Obdzwoniliśmy kilkanaście gabinetów w okolicy, w zasadzie wszystkie, które znaleźliśmy, najszybciej wizyta możliwa jest następnego dnia, kilkadziesiąt kilometrów od domu, 40 min jazdy, więc czekamy. Dziecko może poczekać Jest dla mnie zupełne jasne, że można poczekać kilka dni, czy nawet tygodni, jeśli sprawa nie jest pilna, bo np. podejrzewamy, że dziecko ma niewielką wadę wzroku, wtedy czekanie nawet dwa miesiące jest możliwe. Denerwujące, ale możliwe. Jednak to, że w sytuacjach nagłych, opłacając składki zdrowotne, trzeba się gimnastykować, żeby na dziecko w ogóle ktoś spojrzał, nie wspominając już o tym, że i tak prywatnie, jest frustrujące.
Ból, nasilająca się opuchlizna u dziesięciolatka nie są tu argumentem dla żadnego specjalisty. Można, oczywiście, że można jechać na SOR, ale czy zawsze trzeba? Jest pandemia, dziecko cierpi, a tymczasem mam je wsadzić do auta (fajnie, że mam, bo przecież nie każdy jeździ samochodem), pojechać dwie godziny w jedną stronę, odczekać swoje w kolejce i wrócić w kolejne dwie godziny do domu.
Każdy, kto był na SOR wie, że to nie jest szybka wizyta.

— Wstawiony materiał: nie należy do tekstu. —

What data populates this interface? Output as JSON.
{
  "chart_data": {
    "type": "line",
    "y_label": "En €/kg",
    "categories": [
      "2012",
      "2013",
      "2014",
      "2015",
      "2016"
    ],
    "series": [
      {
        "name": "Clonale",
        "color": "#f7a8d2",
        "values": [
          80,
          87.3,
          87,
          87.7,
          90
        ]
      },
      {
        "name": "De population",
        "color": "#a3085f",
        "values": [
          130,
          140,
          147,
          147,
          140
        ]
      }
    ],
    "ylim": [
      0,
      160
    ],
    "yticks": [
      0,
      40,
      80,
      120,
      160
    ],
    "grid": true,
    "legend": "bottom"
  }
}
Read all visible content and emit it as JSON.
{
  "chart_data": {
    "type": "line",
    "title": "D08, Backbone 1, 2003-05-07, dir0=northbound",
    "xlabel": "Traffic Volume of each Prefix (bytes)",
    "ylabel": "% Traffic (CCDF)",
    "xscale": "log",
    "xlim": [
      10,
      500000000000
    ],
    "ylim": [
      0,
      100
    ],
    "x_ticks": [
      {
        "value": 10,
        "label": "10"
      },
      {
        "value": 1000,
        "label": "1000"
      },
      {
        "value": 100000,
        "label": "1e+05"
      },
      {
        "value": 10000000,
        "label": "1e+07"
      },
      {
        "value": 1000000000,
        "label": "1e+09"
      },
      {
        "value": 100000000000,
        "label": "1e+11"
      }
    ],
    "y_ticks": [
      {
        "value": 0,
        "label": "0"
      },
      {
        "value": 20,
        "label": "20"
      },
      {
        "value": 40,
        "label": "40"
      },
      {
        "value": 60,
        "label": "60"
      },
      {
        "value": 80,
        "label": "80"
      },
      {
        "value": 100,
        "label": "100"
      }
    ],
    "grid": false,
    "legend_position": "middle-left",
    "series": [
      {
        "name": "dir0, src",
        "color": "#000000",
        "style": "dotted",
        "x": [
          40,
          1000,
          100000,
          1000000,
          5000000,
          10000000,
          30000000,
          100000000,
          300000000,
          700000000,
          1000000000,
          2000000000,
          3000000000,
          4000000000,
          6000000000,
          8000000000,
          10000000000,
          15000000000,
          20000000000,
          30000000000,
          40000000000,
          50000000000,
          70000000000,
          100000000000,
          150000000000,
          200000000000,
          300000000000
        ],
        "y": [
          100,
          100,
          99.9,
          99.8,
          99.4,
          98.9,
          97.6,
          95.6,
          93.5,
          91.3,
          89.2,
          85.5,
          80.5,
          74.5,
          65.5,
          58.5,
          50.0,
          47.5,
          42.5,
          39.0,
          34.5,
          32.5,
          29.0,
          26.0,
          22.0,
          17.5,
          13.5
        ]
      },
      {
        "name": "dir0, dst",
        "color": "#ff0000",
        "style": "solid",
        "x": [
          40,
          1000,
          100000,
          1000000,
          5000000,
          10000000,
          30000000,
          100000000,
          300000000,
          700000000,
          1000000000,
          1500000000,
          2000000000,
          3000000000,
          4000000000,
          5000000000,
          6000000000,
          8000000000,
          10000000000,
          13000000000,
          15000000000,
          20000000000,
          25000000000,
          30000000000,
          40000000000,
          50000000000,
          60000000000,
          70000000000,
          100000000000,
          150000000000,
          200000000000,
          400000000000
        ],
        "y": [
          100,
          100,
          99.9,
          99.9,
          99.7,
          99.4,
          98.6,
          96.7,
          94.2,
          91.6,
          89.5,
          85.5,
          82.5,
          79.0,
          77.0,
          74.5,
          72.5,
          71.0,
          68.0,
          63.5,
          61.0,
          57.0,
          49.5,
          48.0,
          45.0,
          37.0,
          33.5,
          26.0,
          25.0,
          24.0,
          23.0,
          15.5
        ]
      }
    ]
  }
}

Dziecko, które cierpi z powodu bólu i dyskomfortu, któremu przeszkadza światło, dodatkowo zestresowane sytuacją i zawiezione w czasie pandemii do szpitala, kiedy można by je zbadać w normalnym gabinecie, to nie jest najlepszy pomysł. Niestety, chyba tylko rodzicom to przeszkadza, bo przepisy zupełnie nie rozwiązują problemu.